Diesel surcharge and other surcharges
In the transport sector there are several sur charges, such as diesel surcharge. The price of diesel fluctuates and we have no influence on these costs. Past years the price of diesel increased. Apart from a decrease in 2002, the costs for diesel reached a record height in 2008. In the start of 2004 many transport companies introduced the diesel surcharge (DOT) to be able to handle these increasing costs.
In many cases we have no other way than to charge this surcharge. To determine the percentage of surcharge we assume the average diesel price of 2003, being 0,794 per litre. The percentage is re-calculated each month on basis of the average diesel price of the month before. The diesel prices e use are based on the national recommended prices of BP, which are published daily by branch organisation Transport and Logistiek Nederland on http://www.tln.nl/. You can download a list of the percentage calculations as pdf-file. We try to quote our rates as much as possible all-in (including all sur charges). In case you apply for a quotation, the surcharge is mentioned, if applicable.
Our actual diesel surcharge for road transport: 14,5% (June 2017).
Within the ocean freight there is also a surcharge. When fuel costs are subject to high price fluctuations, the liners calculate a so called bunker surcharge, BAF (Bunker Adjustment Factor) or BUC (Bunker Contribution), to compensate the risks of price fluctuations.
Besides the diesel surcharge there are other surcharges within the transport. Below you will find some frequent surcharges and their explanation.
After September 11, 2001, a worldwide safety program was issued on initiative of the United States. The goal: to counteract against terrorist activities within or through ports and airports. For this, several authorities invested to increase their safety measures. To earn back these investments they set several surcharges. For instance a surcharge per container (ISPS or International Ship & Portfacility Security) for ocean freight and the Security Surcharge for air freight.
Hazards surcharge and IMO surcharge
In case of hazardous goods the shipper (you) should provide a Hazardous Goods Declaration (DGD). Based on this data, the liner or airline will determine whether the goods can be accepted for transport. In case this data is not timely or incorrect submitted, they can refuse the cargo. Therefore very important to submit this timely and correct! Besides this, the liners, port or airport, can charge extra surcharges, depending on the UN classification of the hazardous goods. This has to do with the extra proceedings which are necessary for planning the goods for the terminal and on board of the ship, truck or air plane.

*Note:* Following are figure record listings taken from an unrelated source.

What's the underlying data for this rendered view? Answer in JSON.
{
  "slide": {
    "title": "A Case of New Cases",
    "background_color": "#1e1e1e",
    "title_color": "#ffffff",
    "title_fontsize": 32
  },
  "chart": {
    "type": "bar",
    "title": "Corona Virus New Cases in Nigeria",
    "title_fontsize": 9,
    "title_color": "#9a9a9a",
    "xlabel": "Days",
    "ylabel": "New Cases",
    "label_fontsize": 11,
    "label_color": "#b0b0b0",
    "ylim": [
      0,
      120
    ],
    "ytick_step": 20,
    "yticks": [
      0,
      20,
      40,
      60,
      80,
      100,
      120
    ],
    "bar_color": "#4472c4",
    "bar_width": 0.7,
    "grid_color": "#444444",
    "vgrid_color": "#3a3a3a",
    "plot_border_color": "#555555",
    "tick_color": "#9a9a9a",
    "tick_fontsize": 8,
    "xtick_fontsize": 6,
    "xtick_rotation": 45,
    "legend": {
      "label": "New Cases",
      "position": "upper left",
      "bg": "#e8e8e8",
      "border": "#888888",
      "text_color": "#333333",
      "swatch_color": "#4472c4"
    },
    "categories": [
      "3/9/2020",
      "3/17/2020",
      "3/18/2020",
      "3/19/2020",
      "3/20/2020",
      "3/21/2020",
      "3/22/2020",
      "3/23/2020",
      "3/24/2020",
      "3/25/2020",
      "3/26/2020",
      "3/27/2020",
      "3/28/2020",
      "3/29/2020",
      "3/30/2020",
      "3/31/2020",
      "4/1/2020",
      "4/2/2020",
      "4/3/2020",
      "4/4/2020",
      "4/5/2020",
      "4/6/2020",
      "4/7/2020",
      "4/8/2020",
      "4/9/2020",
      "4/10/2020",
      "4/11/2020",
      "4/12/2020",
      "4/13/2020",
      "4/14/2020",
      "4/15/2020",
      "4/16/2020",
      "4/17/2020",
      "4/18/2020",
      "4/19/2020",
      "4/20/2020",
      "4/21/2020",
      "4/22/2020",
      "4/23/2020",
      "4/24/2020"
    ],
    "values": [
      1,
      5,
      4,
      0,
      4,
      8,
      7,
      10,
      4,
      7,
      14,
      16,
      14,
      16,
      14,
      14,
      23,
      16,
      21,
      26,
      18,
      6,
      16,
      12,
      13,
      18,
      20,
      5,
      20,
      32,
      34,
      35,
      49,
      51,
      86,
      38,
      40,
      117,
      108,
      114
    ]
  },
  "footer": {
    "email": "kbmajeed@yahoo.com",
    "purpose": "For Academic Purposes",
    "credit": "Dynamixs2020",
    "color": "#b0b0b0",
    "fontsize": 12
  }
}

Terminal surcharges: Delta surcharge and Euromax surcharge
A huge area, the Rotterdam port. The harbour stretches from the city of Rotterdam to the end of the Maasvlakte. In the early ‘90’s the Delta Terminal arose on the Maasvlakte, and more recent the Euromax terminal at the Yangtze port. Because the container shipping rates are based on Rotterdam the Delta surcharge and Euromex surcharge were set. These cover the extra one-way transport distance.